Pr Olivier Chosidow : On ne guérit pas spontanément de la gale. Un traitement est indispensable pour s’en débarrasser. Le traitement est soit local, soit général, parfois les deux sont associés. Le traitement local repose sur des insecticides, l’ascabiol à 10% ou la perméthrime à 5 % : le produit doit être appliqué sur tout le corps, du cuir chevelu aux pieds, car il peut y avoir des parasites sur toute la peau. Ce traitement local doit être effectué très méthodiquement. Les patients le pratiquent parfois de manière incorrecte ou l’arrêtent prématurément parce qu’ils se plaignent de sensations de brûlure.

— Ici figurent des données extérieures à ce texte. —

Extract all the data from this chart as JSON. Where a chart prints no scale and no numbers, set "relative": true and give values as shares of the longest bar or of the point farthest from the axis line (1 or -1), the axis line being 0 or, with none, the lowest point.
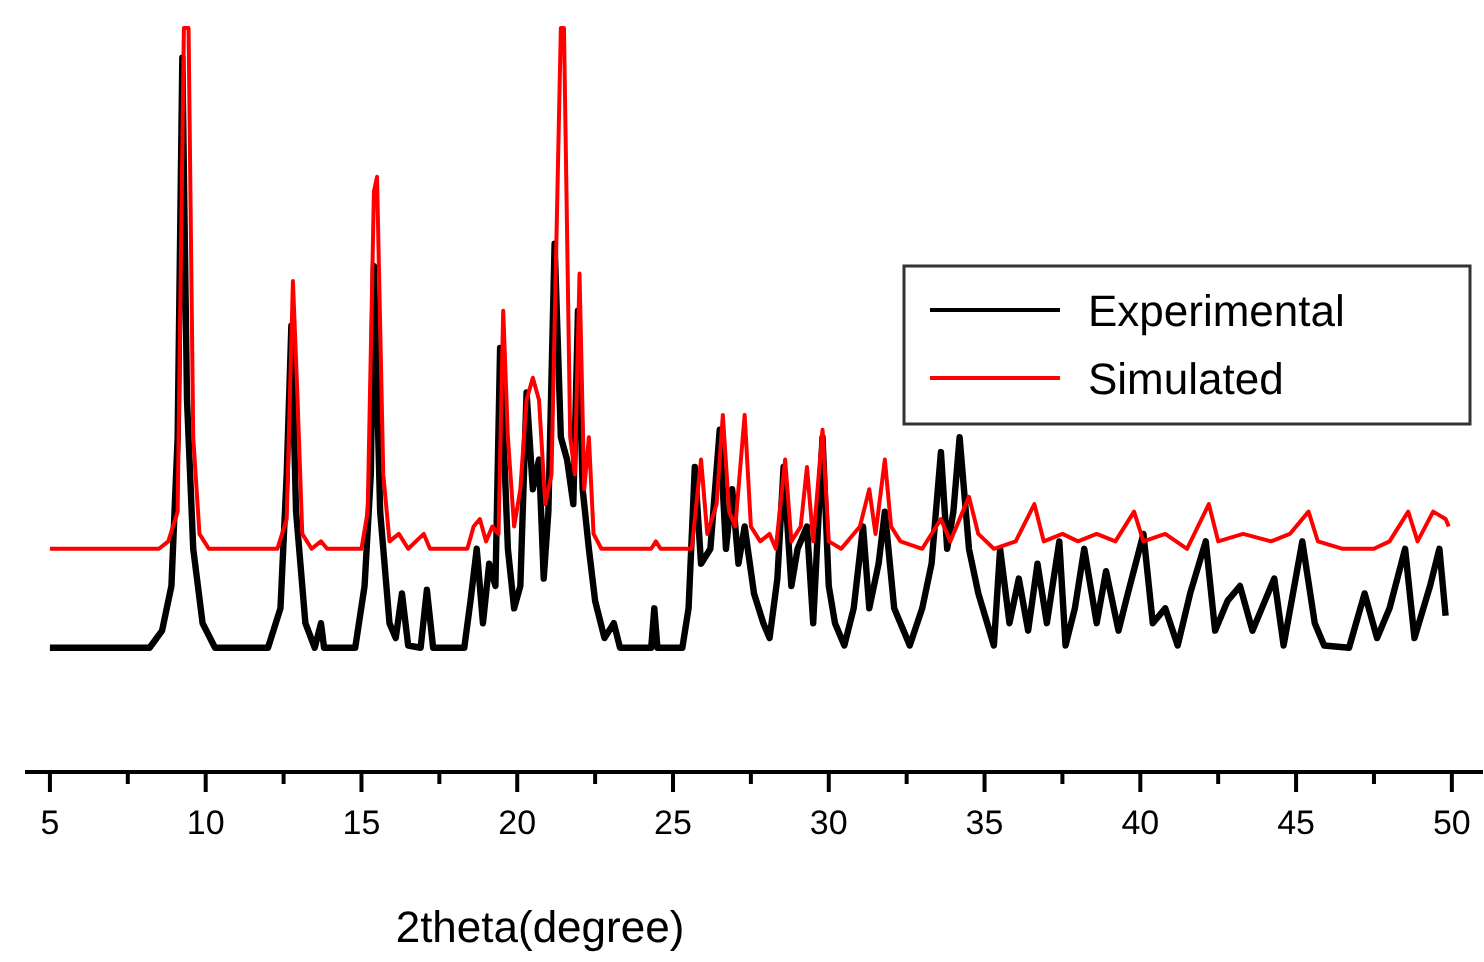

Cette première application doit être suivie d’une seconde, identique, sept à quinze jours plus tard. Il existe aussi un traitement par voie orale, l’ivermectine, à prendre au milieu du repas à la dose de 200 microgrammes par kilo, en une seule prise. Là encore, le traitement doit être renouvelé entre sept et quinze jours plus tard. Je signale qu’un essai clinique, coordonné par l'équipe de dermato-pédiatrie de Bordeaux (Pr F. Boralevi), vise à comparer l’efficacité respective du traitement oral et du traitement local.

 

TLM : Quelles mesures d’hygiène faut-il associer ?

Pr Olivier Chosidow : Il faut traiter toute la famille et toutes les personnes avec lesquelles le patient a eu un contact rapproché, même si les proches n’ont présenté aucun symptôme. Il est en effet possible d’être porteur du parasite sans avoir de démangeaisons. Ensuite, et même sans être excessif dans les mesures d’hygiène, il faut laver à 50 degrés tout le linge de corps ainsi que les draps, les taies d’oreillers, les serviettes de toilette. Les vêtements qui ne sont pas lavables facilement doivent être placés pendant trois à sept jours (en fonction du climat, notamment de l'humidité ambiante) dans un sac en plastique hermétiquement fermé, ce qui suffit à détruire les parasites qui pourraient s’y trouver.

 

TLM : Existe-t-il un risque de récidive ?

Pr Olivier Chosidow : Il peut y avoir des échecs de traitement, même lorsque celui-ci a été bien conduit. C’est pourquoi certains médecins associent traitement local et traitement par voie orale. Enfin, il faut savoir que certains patients développent une parasitophobie : ils ont eu la gale, sont traumatisés et continuent à se gratter longtemps après, alors que le parasite a été éliminé.

Dans ce cas, il faut leur prescrire des crèmes hydratantes et les rassurer.